The decision to protest came despite the Council for Democratic Reform under Constitutional Monarchy (CDRM) yesterday passing its 21st martial directive for all local political groups to stop all forms of assembly, adding that those violating the order faced swift penalties.
"We do not accept any of the CDRM's orders because they came to power through the barrel of a gun," said Uchaen Cheangsane, a member of Dome Daeng, a group of alumni and students of the university recently set up to oppose the September 19 putsch.
"If they arrest or harm us, we won't fight back, but it will show that their talk about political reform is not for real," said Uchaen.
About 50 protesters, mostly students from Chulalongkorn, Thammasat, Mahidol, Ramkhamhaeng and Kasetsart universities and King Mongkut's Institute of Technology, are expected to take part in the civil disobedience act.
Chulalongkorn political science lecturer Kanokrat Lertchoosakul, who will be one of the four speakers, told The Nation: "As a political science lecturer my position is to protect the right and liberty of political expression.
"At present, the political views have been polarised into two. And there has been a systematic attempt at truth-making - to make people believe that this is the reality that we must accommodate and that a coup is the way of solving problems.
"My message is that there must be space for those who think differently."
"We want to tell society that not all are supportive of the coup, that there are voices against the coup-makers," said Thanaphol Eiwsakul, editor of alternative political magazine Fah Diew Kan, and another speaker at Thammasat.
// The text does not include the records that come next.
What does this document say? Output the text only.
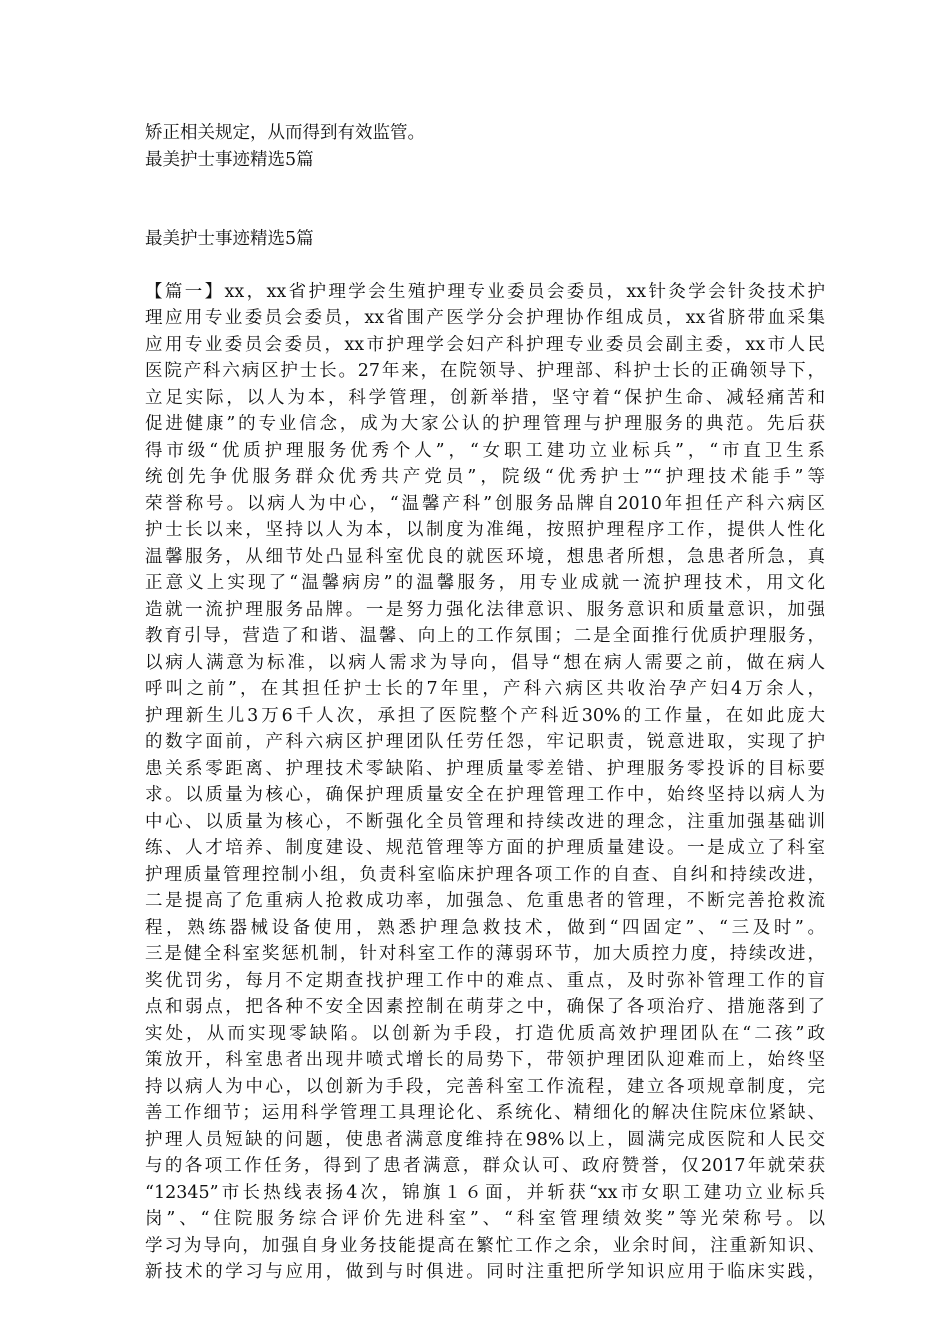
矫正相关规定，从而得到有效监管。
最美护士事迹精选5篇
最美护士事迹精选5篇
【篇一】xx，xx省护理学会生殖护理专业委员会委员，xx针灸学会针灸技术护
理应用专业委员会委员，xx省围产医学分会护理协作组成员，xx省脐带血采集
应用专业委员会委员，xx市护理学会妇产科护理专业委员会副主委，xx市人民
医院产科六病区护士长。27年来，在院领导、护理部、科护士长的正确领导下，
立足实际，以人为本，科学管理，创新举措，坚守着“保护生命、减轻痛苦和
促进健康”的专业信念，成为大家公认的护理管理与护理服务的典范。先后获
得市级“优质护理服务优秀个人”，“女职工建功立业标兵”，“市直卫生系
统创先争优服务群众优秀共产党员”，院级“优秀护士”“护理技术能手”等
荣誉称号。以病人为中心，“温馨产科”创服务品牌自2010年担任产科六病区
护士长以来，坚持以人为本，以制度为准绳，按照护理程序工作，提供人性化
温馨服务，从细节处凸显科室优良的就医环境，想患者所想，急患者所急，真
正意义上实现了“温馨病房”的温馨服务，用专业成就一流护理技术，用文化
造就一流护理服务品牌。一是努力强化法律意识、服务意识和质量意识，加强
教育引导，营造了和谐、温馨、向上的工作氛围；二是全面推行优质护理服务，
以病人满意为标准，以病人需求为导向，倡导“想在病人需要之前，做在病人
呼叫之前”，在其担任护士长的7年里，产科六病区共收治孕产妇4万余人，
护理新生儿3万6千人次，承担了医院整个产科近30%的工作量，在如此庞大
的数字面前，产科六病区护理团队任劳任怨，牢记职责，锐意进取，实现了护
患关系零距离、护理技术零缺陷、护理质量零差错、护理服务零投诉的目标要
求。以质量为核心，确保护理质量安全在护理管理工作中，始终坚持以病人为
中心、以质量为核心，不断强化全员管理和持续改进的理念，注重加强基础训
练、人才培养、制度建设、规范管理等方面的护理质量建设。一是成立了科室
护理质量管理控制小组，负责科室临床护理各项工作的自查、自纠和持续改进，
二是提高了危重病人抢救成功率，加强急、危重患者的管理，不断完善抢救流
程，熟练器械设备使用，熟悉护理急救技术，做到“四固定”、“三及时”。
三是健全科室奖惩机制，针对科室工作的薄弱环节，加大质控力度，持续改进，
奖优罚劣，每月不定期查找护理工作中的难点、重点，及时弥补管理工作的盲
点和弱点，把各种不安全因素控制在萌芽之中，确保了各项治疗、措施落到了
实处，从而实现零缺陷。以创新为手段，打造优质高效护理团队在“二孩”政
策放开，科室患者出现井喷式增长的局势下，带领护理团队迎难而上，始终坚
持以病人为中心，以创新为手段，完善科室工作流程，建立各项规章制度，完
善工作细节；运用科学管理工具理论化、系统化、精细化的解决住院床位紧缺、
护理人员短缺的问题，使患者满意度维持在98%以上，圆满完成医院和人民交
与的各项工作任务，得到了患者满意，群众认可、政府赞誉，仅2017年就荣获
“12345”市长热线表扬4次，锦旗１６面，并斩获“xx市女职工建功立业标兵
岗”、“住院服务综合评价先进科室”、“科室管理绩效奖”等光荣称号。以
学习为导向，加强自身业务技能提高在繁忙工作之余，业余时间，注重新知识、
新技术的学习与应用，做到与时俱进。同时注重把所学知识应用于临床实践，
Thanaphol said the protesters will not be seeking permission from university administrators because they believed the administrators are now under the power of the coup leaders.
Thammasat has been the site of many anti-dictator protests since 1973.
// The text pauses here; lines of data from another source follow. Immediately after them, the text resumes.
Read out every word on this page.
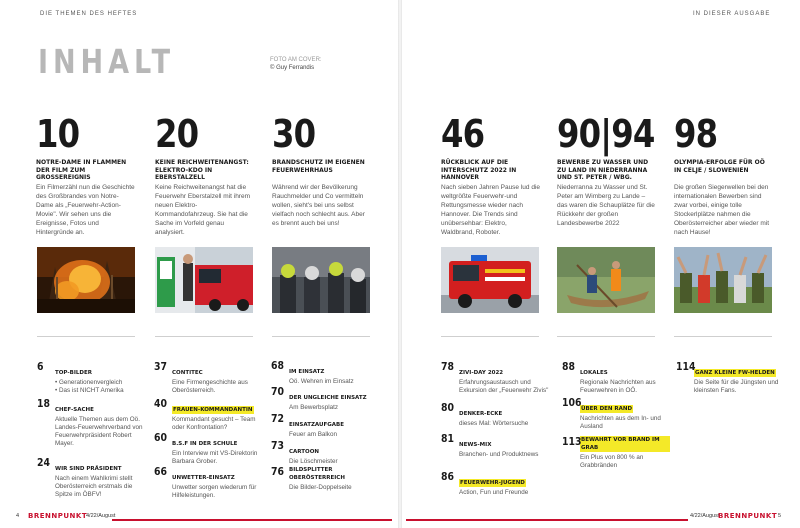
DIE THEMEN DES HEFTES	IN DIESER AUSGABE
INHALT	FOTO AM COVER:
© Guy Ferrandis
10
NOTRE-DAME IN FLAMMEN DER FILM ZUM GROSSEREIGNIS
Ein Filmerzähl nun die Geschichte des Großbrandes von Notre-Dame als „Feuerwehr-Action-Movie". Wir sehen uns die Ereignisse, Fotos und Hintergründe an.
20
KEINE REICHWEITENANGST: ELEKTRO-KDO IN EBERSTALZELL
Keine Reichweitenangst hat die Feuerwehr Eberstalzell mit ihrem neuen Elektro-Kommandofahrzeug. Sie hat die Sache im Vorfeld genau analysiert.
30
BRANDSCHUTZ IM EIGENEN FEUERWEHRHAUS
Während wir der Bevölkerung Rauchmelder und Co vermitteln wollen, sieht's bei uns selbst vielfach noch schlecht aus. Aber es brennt auch bei uns!
46
RÜCKBLICK AUF DIE INTERSCHUTZ 2022 IN HANNOVER
Nach sieben Jahren Pause lud die weltgrößte Feuerwehr-und Rettungsmesse wieder nach Hannover. Die Trends sind unübersehbar: Elektro, Waldbrand, Roboter.
90|94
BEWERBE ZU WASSER UND ZU LAND IN NIEDERRANNA UND ST. PETER / WBG.
Niederranna zu Wasser und St. Peter am Wimberg zu Lande – das waren die Schauplätze für die Rückkehr der großen Landesbewerbe 2022
98
OLYMPIA-ERFOLGE FÜR OÖ IN CELJE / SLOWENIEN
Die großen Siegerwellen bei den internationalen Bewerben sind zwar vorbei, einige tolle Stockerlplätze nahmen die Oberösterreicher aber wieder mit nach Hause!
6 TOP-BILDER
• Generationenvergleich
• Das ist NICHT Amerika
18 CHEF-SACHE
Aktuelle Themen aus dem Oö. Landes-Feuerwehrverband von Feuerwehrpräsident Robert Mayer.
24 WIR SIND PRÄSIDENT
Nach einem Wahlkrimi stellt Oberösterreich erstmals die Spitze im ÖBFV!
37 CONTITEC
Eine Firmengeschichte aus Oberösterreich.
40 FRAUEN-KOMMANDANTIN
Kommandant gesucht – Team oder Konfrontation?
60 B.S.F IN DER SCHULE
Ein Interview mit VS-Direktorin Barbara Grober.
66 UNWETTER-EINSATZ
Unwetter sorgen wiederum für Hilfeleistungen.
68 IM EINSATZ
Oö. Wehren im Einsatz
70 DER UNGLEICHE EINSATZ
Am Bewerbsplatz
72 EINSATZAUFGABE
Feuer am Balkon
73 CARTOON
Die Löschmeister
76 BILDSPLITTER OBERÖSTERREICH
Die Bilder-Doppelseite
78 ZIVI-DAY 2022
Erfahrungsaustausch und Exkursion der „Feuerwehr Zivis"
80 DENKER-ECKE
dieses Mal: Wörtersuche
81 NEWS-MIX
Branchen- und Produktnews
86 FEUERWEHR-JUGEND
Action, Fun und Freunde
88 LOKALES
Regionale Nachrichten aus Feuerwehren in OÖ.
106 ÜBER DEN RAND
Nachrichten aus dem In- und Ausland
113 BEWAHRT VOR BRAND IM GRAB
Ein Plus von 800 % an Grabbränden
114 GANZ KLEINE FW-HELDEN
Die Seite für die Jüngsten und kleinsten Fans.
4 BRENNPUNKT
4/22/August	4/22/August
BRENNPUNKT 5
Some students who took part in the peaceful protest on Friday at Siam Centre said they felt let down by the Thai media.
The students said they felt betrayed because even most of the print media generally supported the coup and left no space for those who thought differently.
Rattasit Rakkiatwong, who joined the protest on Friday said he has had no media outlet to air his opposition.
"The [Thai] media has been one-sided but people who oppose it [the coup] don't have any channel to voice their opposition. What they did [by staging a coup] is barbaric."
One student protester claimed he was slapped round the ear on Friday by an unknown bystander.
Kengkij Kitiranglarp, a doctoral student at Chulalongkorn, said students at the university had formed a group called "Chula Students for Liberty" and would play host to another protest on Wednesday.
A website campaign started by historian Thongchai Winichakul on Friday, which aims to gather signatures from Thais and foreigners urging the coup leaders not to arrest any protesters, has so far attracted 775 signatures.